こんにちは、薬剤師の安美です。
昔から使われている塗り薬に、オイラックスクリームがあります。
このオイラックス、市販薬にもありますが、
病院で処方されることもあるんですよ。
オイラックスクリーム10は、
きちんとかくと、オイラックスクリーム10%。
かゆみを抑えるクロタミトンという成分が10%入っているという意味です。
そして、オイラックスクリーム10は、クロタミトンのみ。
オイラックスクリーム10には、ステロイド入っていません!!
鎮痒剤(ちんようざい)に分類されます。
効能効果は、湿疹、蕁麻疹、神経皮膚炎、皮膚そう痒症、小児ストロフルス。
ちょっと横道にそれますが…
もともと、疥癬(かいせん;ヒゼンダニによる感染症)の薬として開発された経緯があります。

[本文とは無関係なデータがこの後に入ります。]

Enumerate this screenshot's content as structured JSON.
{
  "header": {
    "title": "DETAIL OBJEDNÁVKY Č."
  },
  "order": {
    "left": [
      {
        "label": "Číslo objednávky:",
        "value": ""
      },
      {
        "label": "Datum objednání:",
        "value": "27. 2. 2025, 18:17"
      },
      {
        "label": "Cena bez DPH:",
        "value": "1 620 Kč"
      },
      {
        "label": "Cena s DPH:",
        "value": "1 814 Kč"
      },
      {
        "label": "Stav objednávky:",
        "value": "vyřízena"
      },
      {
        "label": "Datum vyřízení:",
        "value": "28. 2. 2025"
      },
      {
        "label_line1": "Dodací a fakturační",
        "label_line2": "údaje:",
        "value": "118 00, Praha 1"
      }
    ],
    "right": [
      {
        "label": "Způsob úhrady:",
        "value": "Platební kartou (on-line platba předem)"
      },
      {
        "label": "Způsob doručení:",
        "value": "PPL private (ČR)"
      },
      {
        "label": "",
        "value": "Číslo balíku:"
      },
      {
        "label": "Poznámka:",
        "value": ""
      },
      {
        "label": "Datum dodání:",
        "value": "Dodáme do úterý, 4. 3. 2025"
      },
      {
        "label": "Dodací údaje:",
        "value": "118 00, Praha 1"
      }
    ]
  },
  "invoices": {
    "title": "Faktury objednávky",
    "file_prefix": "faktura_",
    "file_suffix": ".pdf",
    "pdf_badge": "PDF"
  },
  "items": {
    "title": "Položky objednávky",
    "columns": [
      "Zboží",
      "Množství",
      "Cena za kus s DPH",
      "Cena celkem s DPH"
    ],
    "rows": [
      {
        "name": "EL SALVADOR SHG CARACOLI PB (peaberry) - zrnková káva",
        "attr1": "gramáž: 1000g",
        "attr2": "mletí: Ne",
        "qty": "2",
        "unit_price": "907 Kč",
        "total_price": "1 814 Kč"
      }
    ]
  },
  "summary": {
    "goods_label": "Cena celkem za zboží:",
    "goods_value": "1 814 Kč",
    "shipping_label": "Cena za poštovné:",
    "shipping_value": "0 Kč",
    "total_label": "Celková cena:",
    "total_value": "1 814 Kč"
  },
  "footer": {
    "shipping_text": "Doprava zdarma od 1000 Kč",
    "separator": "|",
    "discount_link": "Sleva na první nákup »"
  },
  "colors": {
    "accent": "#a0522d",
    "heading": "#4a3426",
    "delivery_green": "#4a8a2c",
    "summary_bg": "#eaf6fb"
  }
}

添付文書上の適応症ではないものの、疥癬の治療に使われることもあります。
ちなみに、病院で処方されるオイラックスには、
オイラックスHクリームという薬もあります。
こちらには、ステロイド成分(弱い強さ)が入っています。
疥癬の治療には、ステロイドは症状を悪化させるリスクがあるので、
ステロイド入りのオイラックスHクリームは使われません。
私の勤務先の患者さんに、オイラックスHクリームが好きな方がいます。
これから迎える虫刺されシーズンの必須アイテムだそうです。